Бонни кивнула, не поднимая головы. Жандарму, казалось, стало ее жалко.
— А как твое настоящее имя? — дружелюбно спросил он.
— Бонни, — сказала девушка тихо. Она закрывала руками грудь и срамное место. — Пожалуйста…
Корриер понял.
— Ладно, сладкая, я принесу тебе платьице, — примирительным тоном сказал он и подмигнул жандарму. — Я не хочу, чтобы кому-нибудь в голову взбрели дурные мысли. И чего только не бывает… — И, качая головой, он вышел, еще раз оглянувшись.
— А вы пока заприте этих двоих в разных камерах, — обратился он к жандарму, прежде чем уйти. — Чтобы у нас тут в конце концов не стало трое чернокожих!
Бонни снова кое-как оделась, и жандарм повел ее по коридору. Помещение для женщин так рано утром было еще пустым. Вечером, наверное, оно заполнялось портовыми проститутками, которые либо устроили дебош, либо обворовали своих клиентов, но пока что эта камера была в полном распоряжении Бонни. Девушка, тихо плача, свернулась клубочком в углу. Конечно, она не мерзла, даже в подвалах на Эспаньоле было жарко, но ей было стыдно до смерти. Теперь все начнется сначала. Ее продадут кому-нибудь, кто не может позволить себе купить рабыню получше… Бонни не строила иллюзий по поводу своей рыночной стоимости: у нее не было никаких особых способностей, и она не была ни сильной, ни красивой. То, что она умела читать и писать, ей не помогло бы — рабам это было запрещено. Единственным ее преимуществом до сих пор была только ее молодость. А она притягивала в первую очередь таких похотливых сластолюбцев, как Дейтон.
Бонни спрашивала себя, не лучше ли было бы, если бы ее повесили?
Немного погодя Корриер появился снова. Он принес Бонни застиранное голубое платье, которое было ей слишком велико. Работорговец наблюдал за тем, как она переодевалась, и вздохнул, когда заметил, что ее и без того малопривлекательное худое тело было усеяно шрамами.
— Когда… нас будут продавать? — в конце концов решилась Бонни обратиться к нему с вопросом.
Ее французский был не очень хорош.

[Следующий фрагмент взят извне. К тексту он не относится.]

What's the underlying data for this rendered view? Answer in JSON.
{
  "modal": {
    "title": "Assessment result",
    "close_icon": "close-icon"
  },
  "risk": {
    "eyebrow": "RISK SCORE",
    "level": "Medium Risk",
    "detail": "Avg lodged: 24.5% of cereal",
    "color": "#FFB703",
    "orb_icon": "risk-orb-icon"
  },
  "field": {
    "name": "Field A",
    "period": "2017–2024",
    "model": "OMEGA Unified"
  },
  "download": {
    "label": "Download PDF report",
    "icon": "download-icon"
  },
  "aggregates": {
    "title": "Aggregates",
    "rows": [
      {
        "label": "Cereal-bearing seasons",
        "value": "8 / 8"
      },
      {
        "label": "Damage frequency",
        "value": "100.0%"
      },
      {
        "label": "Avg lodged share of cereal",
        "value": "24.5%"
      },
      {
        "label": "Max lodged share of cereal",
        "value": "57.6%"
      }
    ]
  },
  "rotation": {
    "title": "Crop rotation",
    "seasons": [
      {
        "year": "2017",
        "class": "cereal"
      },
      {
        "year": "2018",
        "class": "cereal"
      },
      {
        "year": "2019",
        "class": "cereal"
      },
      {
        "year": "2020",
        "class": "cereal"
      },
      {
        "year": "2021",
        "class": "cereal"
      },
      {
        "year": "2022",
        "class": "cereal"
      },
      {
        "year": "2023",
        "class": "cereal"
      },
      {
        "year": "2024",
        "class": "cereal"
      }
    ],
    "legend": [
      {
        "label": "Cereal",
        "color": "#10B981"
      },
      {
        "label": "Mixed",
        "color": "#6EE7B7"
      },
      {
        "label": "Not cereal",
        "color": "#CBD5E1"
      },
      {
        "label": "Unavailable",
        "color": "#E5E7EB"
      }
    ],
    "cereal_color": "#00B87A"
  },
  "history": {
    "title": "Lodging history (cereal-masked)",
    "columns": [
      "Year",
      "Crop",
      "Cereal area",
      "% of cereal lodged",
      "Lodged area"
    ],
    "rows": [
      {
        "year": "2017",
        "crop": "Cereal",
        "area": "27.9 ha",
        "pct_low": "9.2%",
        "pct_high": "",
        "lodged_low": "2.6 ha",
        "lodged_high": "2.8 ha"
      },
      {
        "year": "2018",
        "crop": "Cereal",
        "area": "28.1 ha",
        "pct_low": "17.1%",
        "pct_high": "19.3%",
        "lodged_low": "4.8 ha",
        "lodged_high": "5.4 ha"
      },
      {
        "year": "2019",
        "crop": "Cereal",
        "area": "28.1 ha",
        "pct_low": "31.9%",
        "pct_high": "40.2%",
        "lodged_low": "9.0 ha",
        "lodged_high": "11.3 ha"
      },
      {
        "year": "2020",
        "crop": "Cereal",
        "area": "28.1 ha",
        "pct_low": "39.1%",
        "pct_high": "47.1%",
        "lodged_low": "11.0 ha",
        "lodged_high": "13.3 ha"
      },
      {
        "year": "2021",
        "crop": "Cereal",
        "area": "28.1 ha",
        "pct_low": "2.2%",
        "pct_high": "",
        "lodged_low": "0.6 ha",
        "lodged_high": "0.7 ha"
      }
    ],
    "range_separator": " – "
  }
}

Она много понимала на наречии патуа, на котором разговаривали рабы и мулаты на островах — на корабле капитана Сигалла были представители самых разных национальностей, и каждый из них что-то заимствовал из языка других. Но в способности выражать свои мысли она все же была сильно ограничена.
Корриер потер лоб.
— Девка худая, страшная, и к тому же не умеет толком говорить, — пробормотал он себе под нос. И лишь потом обратился к Бонни: — Если тебя вообще кто-то купит, я буду благодарить небо… Но в любом случае рынок завтра. А сейчас пойдем со мной, у меня есть дом, и там ты сможешь поспать. Может быть, Марии удастся тебя хоть немного подготовить… чтобы ты не выглядела как пугало…
Испуганная Бонни последовала за ним. Она не имела ни малейшего понятия о том, каким образом эта Мария сможет сделать ее красивее, но надеялась, что в доме Корриера снова встретится с Джефом.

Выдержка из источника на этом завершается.